Refugee Protection  
In an apparent effort to forge friendship with Burma’s military government, Thaksin has abandoned Thailand’s longstanding humanitarian stance toward Burmese refugees, threatening the security of hundreds of thousands of such refugees. Under intense pressure from the Thai government, the Office of the United Nations High Commissioner for Refugees (UNHCR) has agreed to move Burmese refugees living in Bangkok and other urban areas to camps along the Thai-Burma border, and has stated that it will terminate financial assistance and cease the renewal of protection certificates for those who do not comply.  
 
On January 1, 2004, UNHCR suspended its screening of new asylum seekers from Burma and the Thai government assumed responsibility for such screening. Because Thailand narrowly restricts its protection and assistance to “people fleeing fighting,” the government is likely to reject the applications of Burmese exiles and asylum seekers who are fleeing persecution for their pro-democracy activities in Burma. Those who are rejected would be classified as illegal immigrants and face the risk of being deported to Burma. A June 21, 2003 memorandum of understanding between Burma and Thailand gives the Burmese military junta a greater role in the deportation process, increasing the likelihood that deportees will be persecuted upon their return.  
 
Burmese pro-democracy activists and asylum seekers, many of them holding the UNHCR person of concern status, have been arrested during peaceful demonstrations in Bangkok. In May 2004 more than forty demonstrators at the Burmese Embassy in Bangkok were arrested and threatened with deportation back to Burma, where they could face persecution.  
 
Key International Actors  
During Prime Minister Thaksin’s tenure, Thailand has lost some of its standing as a regional hub for human rights protection because of increasing restrictions on press freedom and the activity of environmental and human rights activists.  
 
Thailand has increased its already close cooperation with the U.S. as part of the “war on terror,” leading President Bush to designate Thailand a Major non-NATO ally in October 2003. U.S. military and police officials cooperate with their Thai counterparts in counter-narcotics operations and border control operations, although both countries deny that the U.S. has any operational role in the increasingly bloody counterinsurgency campaign in southern Thailand. Thailand has enthusiastically pushed for greater counterterrorism cooperation among member states of the Association of Southeast Asian Nations (ASEAN) as well as in the Asia-Pacific Economic Cooperation forum.  
 
In August 2003, Thailand captured Riduan Isamuddin, better known as Hambali, suspected of leading Jemaah Islamiyah and helping to plan the September 11, 2001, terrorist attacks on the United States and a series of bombings targeting civilians in Indonesia. The United States took custody of Hambali and has kept him in an undisclosed location.
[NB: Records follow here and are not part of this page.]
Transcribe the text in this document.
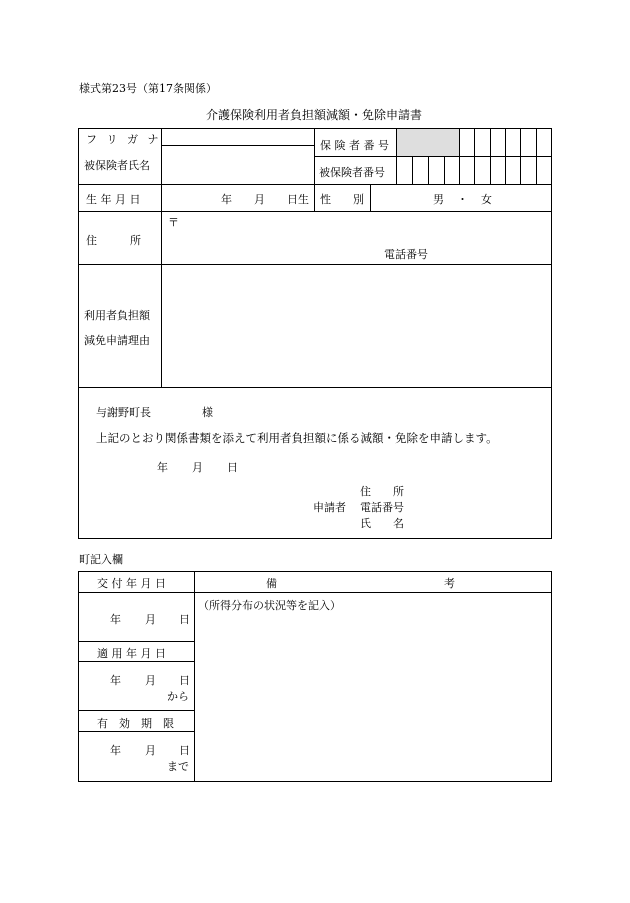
様式第23号（第17条関係）
介護保険利用者負担額減額・免除申請書
フ リ ガ ナ
被保険者氏名
保 険 者 番 号
被保険者番号
生 年 月 日	年 月 日生 性　　別	男 ・ 女
住　　　所
〒
電話番号
利用者負担額
減免申請理由
与謝野町長	様
上記のとおり関係書類を添えて利用者負担額に係る減額・免除を申請します。
年 月 日
住　　所
申請者 電話番号
氏　　名
町記入欄
交 付 年 月 日	備	考
（所得分布の状況等を記入）
年 月 日
適 用 年 月 日
年 月 日
から
有　効　期　限
年 月 日
まで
The United States has not allowed Indonesian authorities investigating the terrorist attacks there to interview Hambali.  
 
Thailand provided small but symbolically important assistance to the United States campaigns in Afghanistan and in Iraq, where a 450-strong Thai contingent suffered two casualties in December 2003. Thai troops withdrew from Iraq as part of their planned one-year commitment, at least partly in response to strong domestic criticism.  
 
The U.N. special rapporteur on extrajudicial and summary executions has requested a visit to Thailand to complete an investigation into the October 25, 2004 killings of demonstrators in Narathiwat province.  
 
Thailand has developed strong economic and diplomatic links with the brutal military government ruling Burma. Thailand has become a major investor in Burma and has cooperated with the Burmese government in curbing the political activity of Burmese refugees living in Thailand. Thailand has also defended Burma’s dismal human rights record in important regional fora such as ASEAN, the Asia-Europe Meeting, and meetings of the Asia-Pacific Economic Cooperation.